The yield on 10-year Treasury bonds rose above 1.3% four times on Wednesday before closing just below 1.28%. The securities continued to trade in that range on Thursday. This comes despite the Federal Reserve’s efforts to suppress the cost of borrowing.
Fixed-income investors are clearly pricing in a general reflation of the economy this year that will produce growth rates not observed since the late 1990s.
We expect a growth rate of 6.1% this year — an upward revision from 5.4% — and the yield on the 10-year U.S. Treasury to reach 1.5% in the near term.
This not an isolated event. Bond and equity markets in the U.K. and Canada are also responding to the prospect of a vaccine-induced revival of consumer demand as their central banks continue to add to their balance sheets.
And this is not the first time that 10-year yields have gone up while the Fed was accumulating long-term securities. The taper tantrum of June 2013 was the most recent example of investors reacting to possible changes in policy because of improved growth.

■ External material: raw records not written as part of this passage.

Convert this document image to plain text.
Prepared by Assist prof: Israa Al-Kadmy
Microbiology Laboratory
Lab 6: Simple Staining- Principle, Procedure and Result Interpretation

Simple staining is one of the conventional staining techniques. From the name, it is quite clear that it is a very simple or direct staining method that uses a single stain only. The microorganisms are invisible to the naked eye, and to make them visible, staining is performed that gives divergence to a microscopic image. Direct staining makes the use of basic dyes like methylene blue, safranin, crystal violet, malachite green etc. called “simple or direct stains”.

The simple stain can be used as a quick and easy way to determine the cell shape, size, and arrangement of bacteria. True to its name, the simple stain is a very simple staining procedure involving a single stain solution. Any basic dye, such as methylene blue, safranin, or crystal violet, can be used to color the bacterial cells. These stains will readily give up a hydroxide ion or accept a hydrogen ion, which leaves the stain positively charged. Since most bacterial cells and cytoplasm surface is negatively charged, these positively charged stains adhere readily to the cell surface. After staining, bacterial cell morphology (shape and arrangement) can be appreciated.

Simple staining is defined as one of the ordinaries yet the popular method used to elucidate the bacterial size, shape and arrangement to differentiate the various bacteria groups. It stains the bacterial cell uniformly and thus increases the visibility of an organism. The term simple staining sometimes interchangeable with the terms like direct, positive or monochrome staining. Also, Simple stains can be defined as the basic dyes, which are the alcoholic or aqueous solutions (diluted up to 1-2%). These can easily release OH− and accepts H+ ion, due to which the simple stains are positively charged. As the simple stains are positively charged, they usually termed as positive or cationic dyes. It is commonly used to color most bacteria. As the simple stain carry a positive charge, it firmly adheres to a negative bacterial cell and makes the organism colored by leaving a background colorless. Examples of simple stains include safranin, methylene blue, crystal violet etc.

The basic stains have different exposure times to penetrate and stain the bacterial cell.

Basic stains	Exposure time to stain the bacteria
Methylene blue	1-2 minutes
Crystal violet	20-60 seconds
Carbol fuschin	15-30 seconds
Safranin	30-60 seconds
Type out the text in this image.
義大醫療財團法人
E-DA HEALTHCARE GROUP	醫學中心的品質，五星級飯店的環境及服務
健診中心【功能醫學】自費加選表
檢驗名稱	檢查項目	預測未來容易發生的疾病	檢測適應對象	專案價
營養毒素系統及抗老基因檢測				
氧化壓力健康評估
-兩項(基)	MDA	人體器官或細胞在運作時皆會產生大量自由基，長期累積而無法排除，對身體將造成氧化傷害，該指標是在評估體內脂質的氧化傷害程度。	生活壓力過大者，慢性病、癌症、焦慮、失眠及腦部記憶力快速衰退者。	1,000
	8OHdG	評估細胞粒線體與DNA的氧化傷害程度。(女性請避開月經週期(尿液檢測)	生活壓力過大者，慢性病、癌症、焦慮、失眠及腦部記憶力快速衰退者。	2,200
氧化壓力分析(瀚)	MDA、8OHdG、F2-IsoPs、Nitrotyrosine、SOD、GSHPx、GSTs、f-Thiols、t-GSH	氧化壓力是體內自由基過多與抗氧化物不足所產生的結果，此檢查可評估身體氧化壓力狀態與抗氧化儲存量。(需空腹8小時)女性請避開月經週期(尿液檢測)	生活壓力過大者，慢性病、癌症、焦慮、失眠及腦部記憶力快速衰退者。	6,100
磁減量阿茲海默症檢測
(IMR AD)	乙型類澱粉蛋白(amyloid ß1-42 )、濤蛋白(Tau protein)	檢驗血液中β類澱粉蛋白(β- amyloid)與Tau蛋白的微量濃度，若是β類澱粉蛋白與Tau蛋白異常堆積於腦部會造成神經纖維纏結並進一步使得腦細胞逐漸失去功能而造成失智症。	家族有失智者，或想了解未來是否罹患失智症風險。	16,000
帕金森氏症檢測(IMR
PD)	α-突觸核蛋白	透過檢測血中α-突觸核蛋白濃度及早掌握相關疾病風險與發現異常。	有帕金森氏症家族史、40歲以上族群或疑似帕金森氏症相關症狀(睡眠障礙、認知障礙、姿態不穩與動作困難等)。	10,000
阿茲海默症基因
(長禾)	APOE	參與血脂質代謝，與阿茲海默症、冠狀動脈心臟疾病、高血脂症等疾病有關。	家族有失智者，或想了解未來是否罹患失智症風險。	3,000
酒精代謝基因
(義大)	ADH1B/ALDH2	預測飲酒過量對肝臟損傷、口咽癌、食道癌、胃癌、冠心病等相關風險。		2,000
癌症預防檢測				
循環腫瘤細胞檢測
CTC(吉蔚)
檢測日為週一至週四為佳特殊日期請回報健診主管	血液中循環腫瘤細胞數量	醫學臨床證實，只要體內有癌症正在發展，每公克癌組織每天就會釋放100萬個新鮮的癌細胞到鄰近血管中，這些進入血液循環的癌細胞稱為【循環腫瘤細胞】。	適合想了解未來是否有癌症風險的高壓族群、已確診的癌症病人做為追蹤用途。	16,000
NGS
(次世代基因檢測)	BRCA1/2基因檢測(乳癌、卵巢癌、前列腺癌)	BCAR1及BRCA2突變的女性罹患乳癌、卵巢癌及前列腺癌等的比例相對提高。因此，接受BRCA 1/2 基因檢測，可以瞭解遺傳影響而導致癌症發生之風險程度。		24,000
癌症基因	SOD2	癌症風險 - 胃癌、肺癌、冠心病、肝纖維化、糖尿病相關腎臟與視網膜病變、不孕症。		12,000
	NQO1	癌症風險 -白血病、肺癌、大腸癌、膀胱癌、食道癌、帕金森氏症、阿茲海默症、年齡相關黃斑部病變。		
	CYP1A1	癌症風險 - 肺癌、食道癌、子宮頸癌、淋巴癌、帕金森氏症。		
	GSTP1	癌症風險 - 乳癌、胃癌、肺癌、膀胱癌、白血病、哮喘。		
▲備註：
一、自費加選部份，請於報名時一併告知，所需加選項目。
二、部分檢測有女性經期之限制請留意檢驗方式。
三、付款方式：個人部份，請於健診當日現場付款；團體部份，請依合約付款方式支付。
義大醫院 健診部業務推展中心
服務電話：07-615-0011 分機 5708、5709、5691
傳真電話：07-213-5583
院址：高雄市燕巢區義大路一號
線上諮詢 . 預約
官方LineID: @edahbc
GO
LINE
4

Nevertheless, the Fed is likely to continue its weekly asset purchases, if only because lower interest rates are needed to finance the cost of cleaning up after the pandemic. The Fed currently purchases $120 billion in assets per month — $80 billion in Treasury bonds and $40 billion in mortgage-backed securities. One could anticipate increased purchases should the circumstances require or if the Fed thinks that the market is getting out ahead of itself.